I was aware that the film had been criticized for not being all it could be, and that the project had taken 7 years to get to the screen with reshoots thanks to, as actor Joel Kinnaman recently put it, ‘conflicting visions.’ What director David Ayer intended as, ‘a soulful drama,’ Ayer wrote on Twitter, ‘was beaten into a comedy.’ No wonder the result was messy.

Nevertheless, I have a soft spot for scrappy underdogs who don’t fit in with expectations and apparently, I’m not totally alone. ‘I have to give the characters the stories and plots they deserve next time,’ Ayer mope-tweeted, probably while counting his pay – the film earned over $746 million.

Criticisms of that first film ranged from ‘ugly and boring’ (Vanity Fair) to ‘ugly trash’ (Wall Street Journal). Suicide Squad aspired to be punk art; it was a supervillain version of 1967’s The Dirty Dozen, which is an action movie with some great acting and characters, dark humour and nihilistic violence? Were reviewers expecting something deeper, or were they anticipating pretty petals exploding out of soldiers when they died?

If that is what they wanted then 5 years later, James Gunn’s The Suicide Squad delivers, complete with the flowers. For consistency’s sake, 4 actors reprise their roles: Harley Quinn (Margot Robbie), Rick Flag (Joel Kinnaman), Captain Boomerang (Jai Courtney) and Amanda Waller (perfectly brought to life by Viola Davis). Like the first movie, The Suicide Squad sequel had growing pains – 3 different directors, a switch of one of the main characters in the hopes that Will Smith would return in the future, and helmer James Gunn’s temporary fall out of Hollywood favour for what Christ Pratt called, ‘inappropriate jokes from years ago.’

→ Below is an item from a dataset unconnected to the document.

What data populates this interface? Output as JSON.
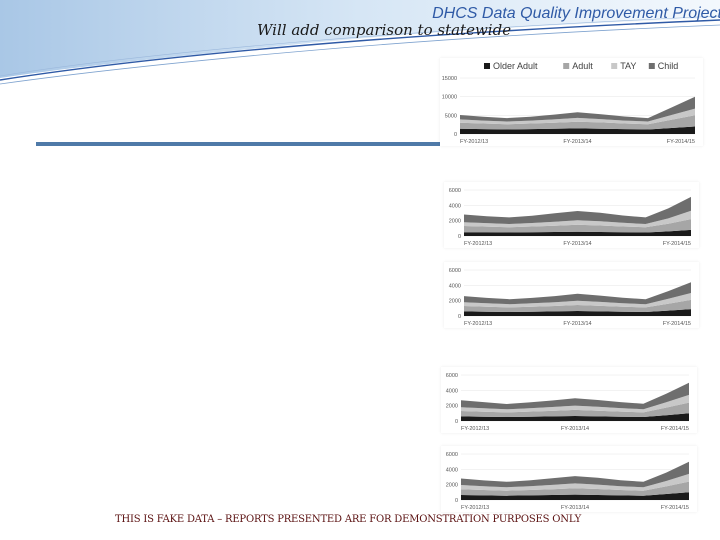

Despite all that, the new film feels cohesive under the writer/director guidance of Gunn. Like the best parts of its predecessor, it hearkens back to John Ostrander’s 1980s comic book run, featuring a group of losers most of whom the public hasn’t heard of.

Gunn’s major improvement is making his losers more likeable. We worry about them as bullets fly, buildings topple and people get eaten around them. ‘If you don’t care about the characters,’ Gunn told USA Today, ‘the heads exploding don’t really matter.’

The obscurest characters get the most sympathy – Ratcatcher 2 (played by Daniela Melchior) has a backstory that got me quite choked up, Polka-Dot Man (David Dastmalchian) has massive mommy issues, King Shark (voiced by Sylvester Stallone) suffers pangs of loneliness. This is Hollywood character-building, to be sure – nothing too deep or unrelatable – but in the context of a quirky action flick, Gunn gets it. We are engaged, emotionally and visually.

Gunn’s narrative surprises keep us guessing who will survive and what will be left of them (the teaser posters say, ‘don’t get too attached.’). There’s great attention to detail (a gate leaves grooves in the ground as if it’s been opened and closed thousands of times; realistic gore is pecked from a headless corpse). The film is broken into chapters with Will Eisner-style titles formed out of the landscape. The Squad’s silver age appearances in The Brave and the Bold and Star Spangled War Stories are homaged with a show-stomping villain later in the movie.

In the centre of all this action and affectionate comic-bookery are Bloodsport (Idris Elba), a rewrite of Will Smith’s Deadshot that doesn’t feel like a mere replacement thanks to Elba’s gravitas; and Harley Quinn, in Robbie’s best performance so far as the demented, homicidal but somehow still utterly affable anti-hero.

Audiences might come for the comedy, the vivid imagery and war movie vibes but they’ll leave with feels for the craftily developed characters who are searching for a misfit family of their own, conflicting visions and all.